Similar to original trial, the Highest FICO scores method is the only method that was able to have a positive return with major losses in all of the other methods. This shows that the original trial was not an outlier due to sampling, and the difference going with the highest FICO scores is statistically significant.

In [None]:
sns.barplot(x='Method', y='Average ROI % over 1000 Trials', data=tabs);

In [None]:
print("Average FICO score of the all of the Highest FICO score methods was " + str(fs_mean))
print("Average FICO score of the total simulation dataset was " + str(ft_mean))
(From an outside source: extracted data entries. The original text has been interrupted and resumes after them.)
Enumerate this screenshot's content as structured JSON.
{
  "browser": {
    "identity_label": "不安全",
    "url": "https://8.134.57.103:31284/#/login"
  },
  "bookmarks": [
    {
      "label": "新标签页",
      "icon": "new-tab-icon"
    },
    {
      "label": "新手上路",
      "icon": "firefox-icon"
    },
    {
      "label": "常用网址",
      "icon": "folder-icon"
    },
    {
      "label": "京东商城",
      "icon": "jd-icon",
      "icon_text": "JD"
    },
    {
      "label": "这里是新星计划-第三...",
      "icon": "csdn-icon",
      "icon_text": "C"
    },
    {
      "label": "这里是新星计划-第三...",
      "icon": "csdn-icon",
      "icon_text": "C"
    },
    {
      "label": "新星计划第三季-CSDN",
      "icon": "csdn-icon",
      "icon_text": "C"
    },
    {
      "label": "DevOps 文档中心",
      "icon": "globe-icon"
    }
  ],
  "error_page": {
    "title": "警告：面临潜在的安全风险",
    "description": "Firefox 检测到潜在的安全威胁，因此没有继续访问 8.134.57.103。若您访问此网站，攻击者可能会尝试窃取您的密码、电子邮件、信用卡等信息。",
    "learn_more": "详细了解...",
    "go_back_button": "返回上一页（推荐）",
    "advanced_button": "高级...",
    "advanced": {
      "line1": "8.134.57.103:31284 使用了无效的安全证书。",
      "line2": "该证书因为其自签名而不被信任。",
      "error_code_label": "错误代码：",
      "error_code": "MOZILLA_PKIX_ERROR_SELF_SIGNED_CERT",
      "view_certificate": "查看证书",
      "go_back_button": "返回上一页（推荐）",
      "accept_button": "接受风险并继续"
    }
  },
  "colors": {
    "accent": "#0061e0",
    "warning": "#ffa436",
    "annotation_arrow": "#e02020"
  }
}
As a result from these findings, the investment method that should be followed is to look for the highest FICO scores abailable when giving out loans. In the total dataset, the average FICO score from Fully Paid loans was roughly 704, compared to 567 from the defaulting loans. Targeting high FICO scores, especially those above 750, is a viable investment strategy that can help to both minimize risk, and have potential for modest profit.